What an amazing experience Nick and Franklin, NorCal SCI co-founders, enjoyed during their all-day trip to Berkeley last Thursday to meet with various organizations serving the disabled community.
A word of caution to anyone who has never been to Berkeley: watch out for the pedestrians who have a tendency to dart on to the streets using (correctly) the pedestrian crossings but without any pause in their crossing attempt to make sure the incoming traffic has seen them and will stop. Boy, twice, we came close to hitting someone.
Our first meeting was with Nikki Brown-Booker, the Executive Director of Berkeley’s Easy Does It Emergency Services. They offer emergency attendant services, transportation, wheelchair repair and loaner among other services. Through their 24/7 dispatch service, they’re able to provide round-the-clock services critical to the disabled community of Berkeley at amazingly low rates. For example, their attendants charge $15 per hour and they strive to have a male and female attendant available at all times. We came away so impressed by the structure and level of service provided by Easy Does It. But it is important to recognize that they offer “emergency” service, not ongoing support. We learned a lot from our meeting with Nikki as we look to find ways to address some of the challenges faced by the spinal cord injury community in other parts of Northern California using innovative projects such as Easy Does It.
Our next stop was with Rick Smith, Executive Director of Bay Area Outreach & Recreation Program (BORP). It is the leading provider and promoter of accessible sports and recreation opportunities for children and adults with physical disabilities in the greater San Francisco Bay Area. You need to check out their calendar to see the wide array of programs they offer. Rick shared their goal is to expand the reach of BORP to more communities in the Bay Area and we shared with him some ideas on how to accomplish that. They’re currently collaborating with Berkeley Ironworks by offering an indoor adaptive rock climbing program which they hope to expand more frequently. We discussed with Rick the lack of services offered by BORP in the areas of Northern California outside of the Bay Area and he also shared his goal of increasing BORP’s presence and services to a larger audience. We see there are ways for our two organizations to collaborate further to better serve our communities.

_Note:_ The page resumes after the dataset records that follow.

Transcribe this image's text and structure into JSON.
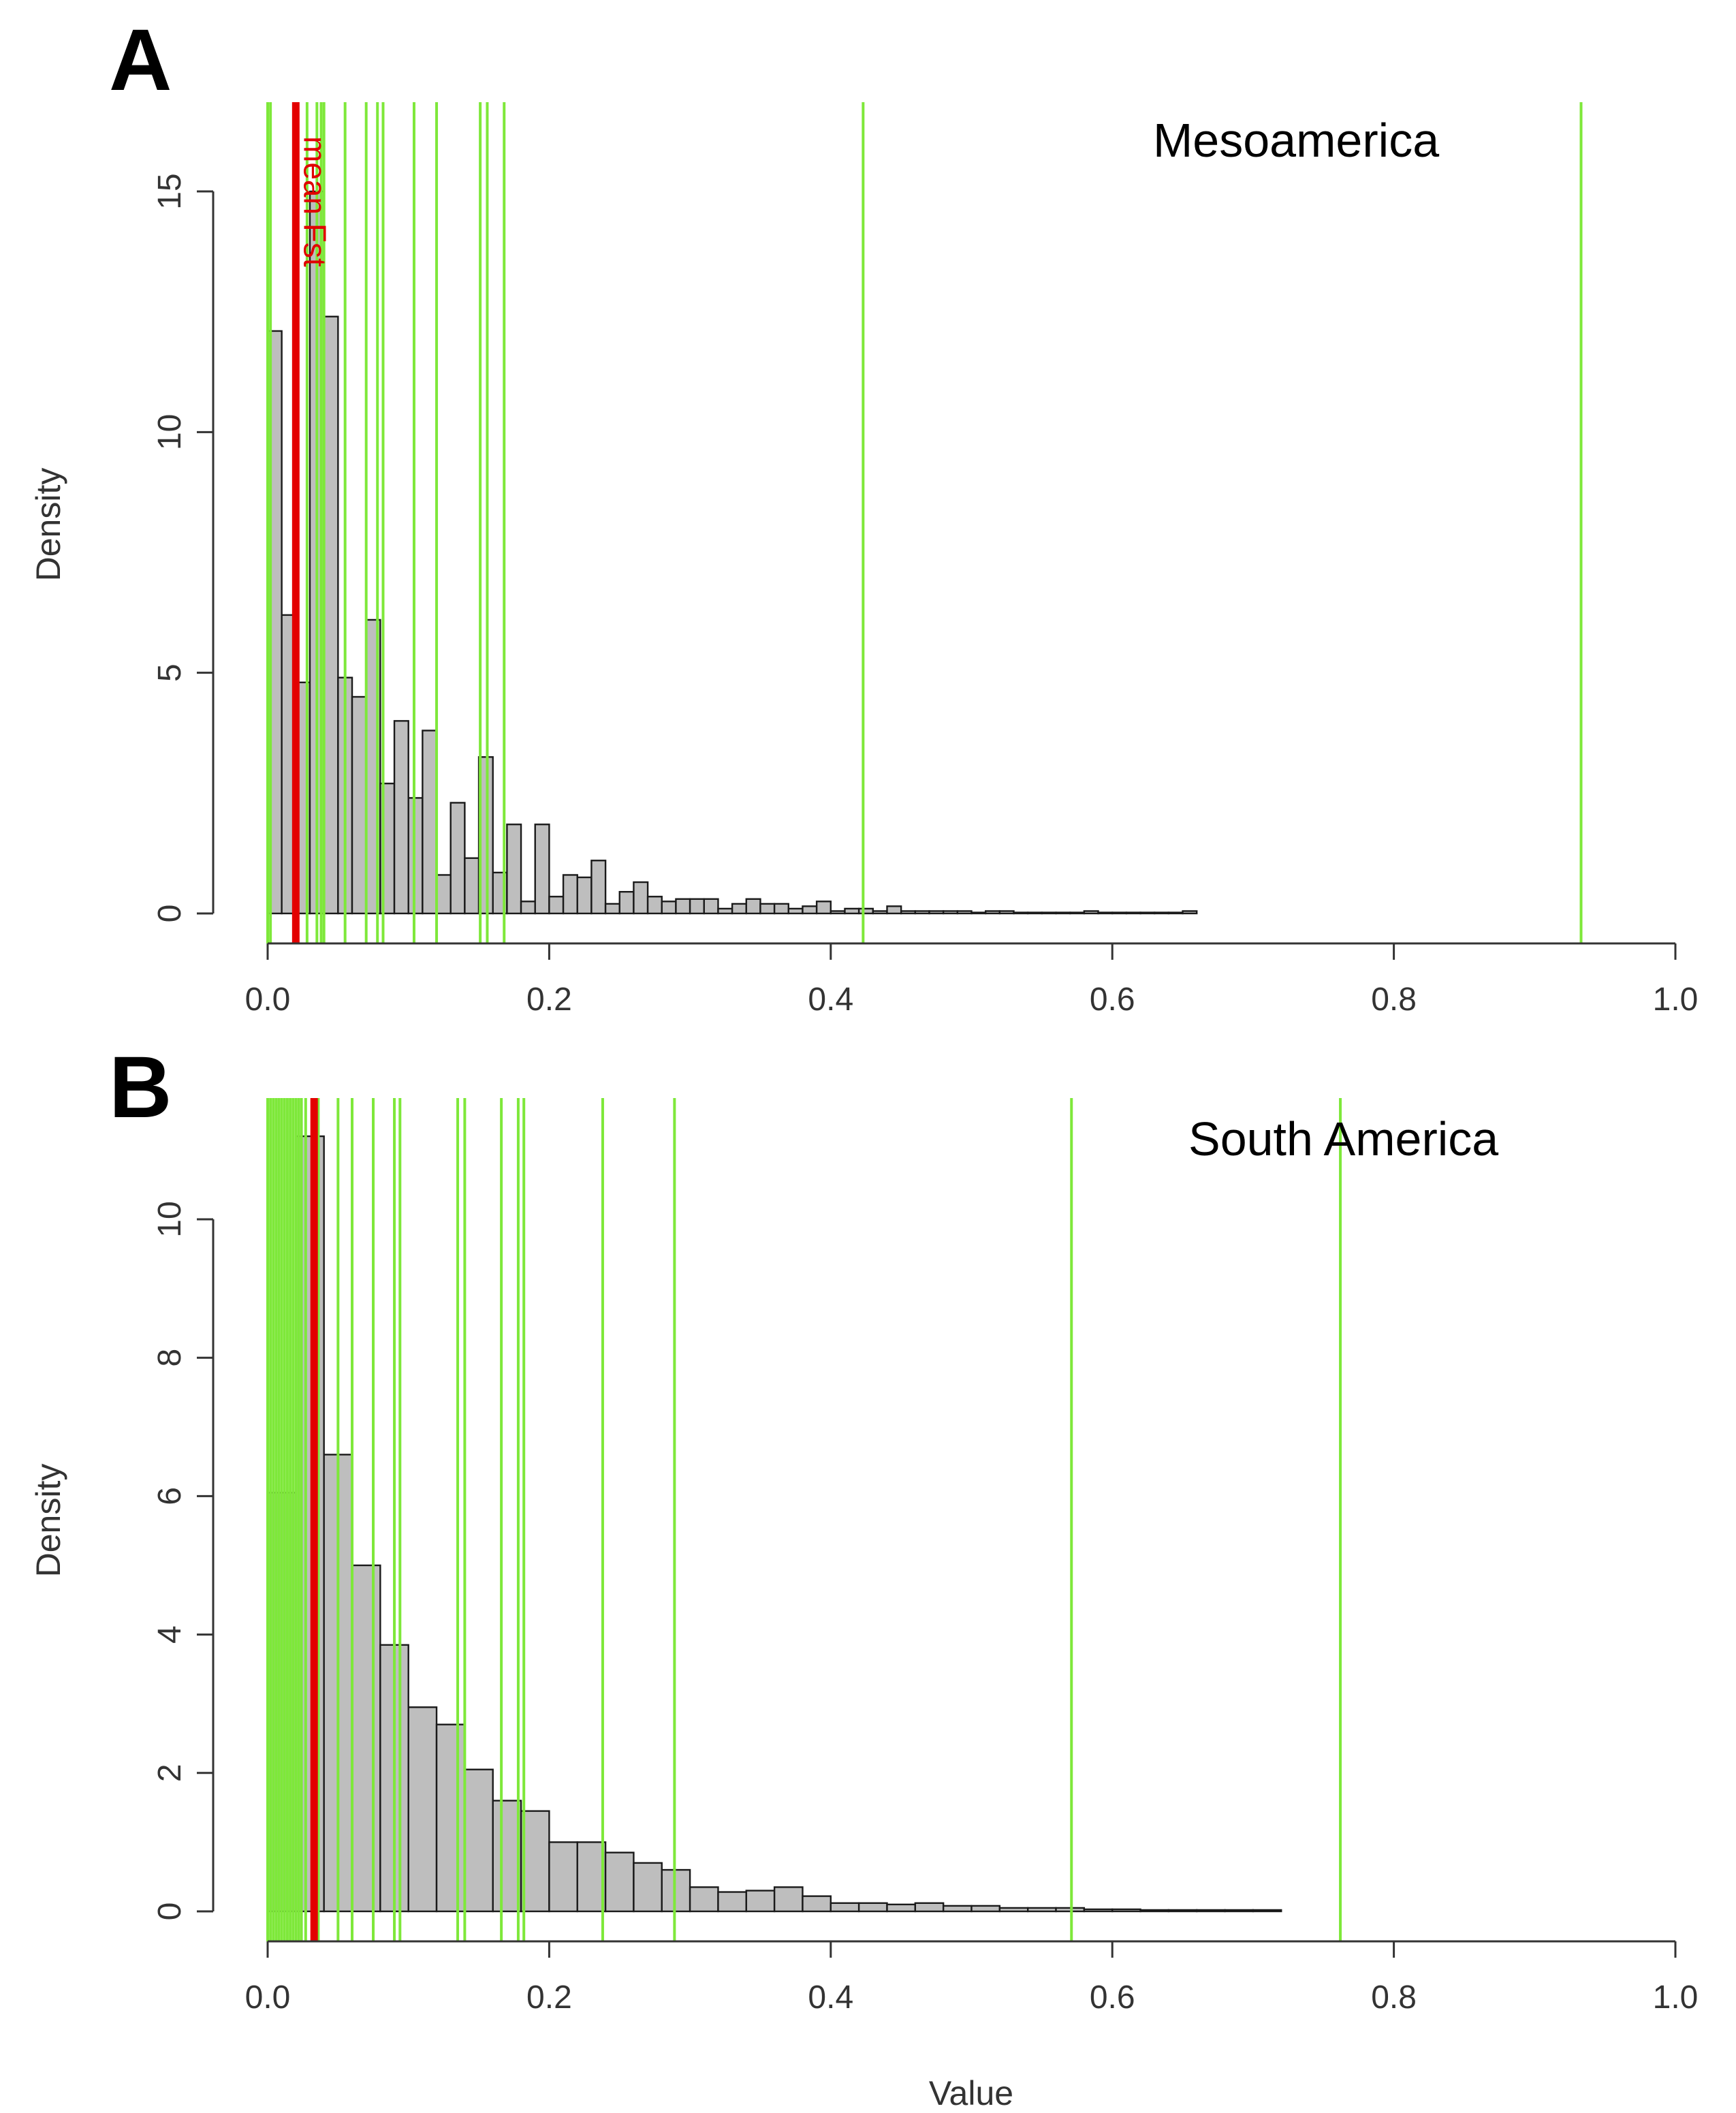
{
  "colors": {
    "bar_fill": "#bebebe",
    "bar_stroke": "#1a1a1a",
    "snp_line": "#7ee83a",
    "mean_line": "#e30000",
    "axis": "#333333"
  },
  "chart_data": [
    {
      "type": "bar",
      "panel": "A",
      "title": "Mesoamerica",
      "xlabel": "",
      "ylabel": "Density",
      "xlim": [
        0,
        1
      ],
      "ylim": [
        0,
        15
      ],
      "x_ticks": [
        "0.0",
        "0.2",
        "0.4",
        "0.6",
        "0.8",
        "1.0"
      ],
      "y_ticks": [
        "0",
        "5",
        "10",
        "15"
      ],
      "bin_width": 0.01,
      "bin_start": 0.0,
      "values": [
        12.1,
        6.2,
        4.8,
        15.0,
        12.4,
        4.9,
        4.5,
        6.1,
        2.7,
        4.0,
        2.4,
        3.8,
        0.8,
        2.3,
        1.15,
        3.25,
        0.85,
        1.85,
        0.25,
        1.85,
        0.35,
        0.8,
        0.75,
        1.1,
        0.2,
        0.45,
        0.65,
        0.35,
        0.25,
        0.3,
        0.3,
        0.3,
        0.1,
        0.2,
        0.3,
        0.2,
        0.2,
        0.1,
        0.15,
        0.25,
        0.05,
        0.1,
        0.1,
        0.05,
        0.15,
        0.05,
        0.05,
        0.05,
        0.05,
        0.05,
        0.02,
        0.05,
        0.05,
        0.02,
        0.02,
        0.02,
        0.02,
        0.02,
        0.05,
        0.02,
        0.02,
        0.02,
        0.02,
        0.02,
        0.02,
        0.05
      ],
      "snp_fst_lines": [
        0.0,
        0.002,
        0.028,
        0.035,
        0.038,
        0.04,
        0.055,
        0.07,
        0.078,
        0.082,
        0.104,
        0.12,
        0.151,
        0.156,
        0.168,
        0.423,
        0.933
      ],
      "mean_fst": 0.02,
      "mean_label": "mean Fst"
    },
    {
      "type": "bar",
      "panel": "B",
      "title": "South America",
      "xlabel": "Value",
      "ylabel": "Density",
      "xlim": [
        0,
        1
      ],
      "ylim": [
        0,
        11.3
      ],
      "x_ticks": [
        "0.0",
        "0.2",
        "0.4",
        "0.6",
        "0.8",
        "1.0"
      ],
      "y_ticks": [
        "0",
        "2",
        "4",
        "6",
        "8",
        "10"
      ],
      "bin_width": 0.02,
      "bin_start": 0.0,
      "values": [
        6.05,
        11.2,
        6.6,
        5.0,
        3.85,
        2.95,
        2.7,
        2.05,
        1.6,
        1.45,
        1.0,
        1.0,
        0.85,
        0.7,
        0.6,
        0.35,
        0.28,
        0.3,
        0.35,
        0.22,
        0.12,
        0.12,
        0.1,
        0.12,
        0.08,
        0.08,
        0.05,
        0.05,
        0.05,
        0.03,
        0.03,
        0.02,
        0.02,
        0.02,
        0.02,
        0.02
      ],
      "snp_fst_lines": [
        0.0,
        0.002,
        0.004,
        0.006,
        0.008,
        0.01,
        0.012,
        0.014,
        0.016,
        0.018,
        0.02,
        0.022,
        0.024,
        0.027,
        0.036,
        0.05,
        0.06,
        0.075,
        0.09,
        0.094,
        0.135,
        0.14,
        0.166,
        0.178,
        0.182,
        0.238,
        0.289,
        0.571,
        0.762
      ],
      "mean_fst": 0.033,
      "mean_label": ""
    }
  ]
}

We next met with Sid Wolinsky, managing director of the non-profit Disability Rights Advocates, one of the leading non-profit disability rights legal centers in the nation. We met Sid at the Ed Roberts Day awards gala last month in Berkeley and he invited us to stop by their office to explore areas of common interest. DRA has represented the disabled community in many landmark cases and is about to celebrate its 25th anniversary. Locally, they have filed several lawsuits against Bay Area Rapid Transit (BART) for many access-related issues and have won every one of them. We shared with Sid and his team of attorneys the various issues that are challenging the SCI community in Northern California and hope to continue the dialogue in the coming months in areas that can be further advanced.
We headed back to the Ed Roberts Campus to meet with Erin Hallett, one of the co-founders of No Limits Collaborative. They are a group of young and highly-educated and trained physical therapists with a special focus and passion to work with individuals with spinal cord injury. We got an update from Erin on the group’s current plans and shared with her what NorCal SCI is working to accomplish in 2018 and explored areas where we can collaborate with them.
Finally, our last gig was with the Berkeley Spinal Network and presenting NorCal SCI at their monthly meeting. We enjoyed seeing a lot of familiar faces as well as meeting a number of new ones as we shared with the group what we’re hoping to accomplish and got some good feedback. We’ve always felt we make the most impact when we’re face to face with members of our community and this setting was exactly what we were looking for. We appreciate the group for hosting us and hope to see them more frequently.
As we headed back home, we couldn’t help but feel giddy about the wealth of information we gained and exchanged with the various groups and re-affirm in our minds that there are a lot of pressing issues and challenges facing the SCI community that justify the existence of NorCal SCI and we will work to engage with and collaborate with any individual or organization who wants to be part of the solutions out there.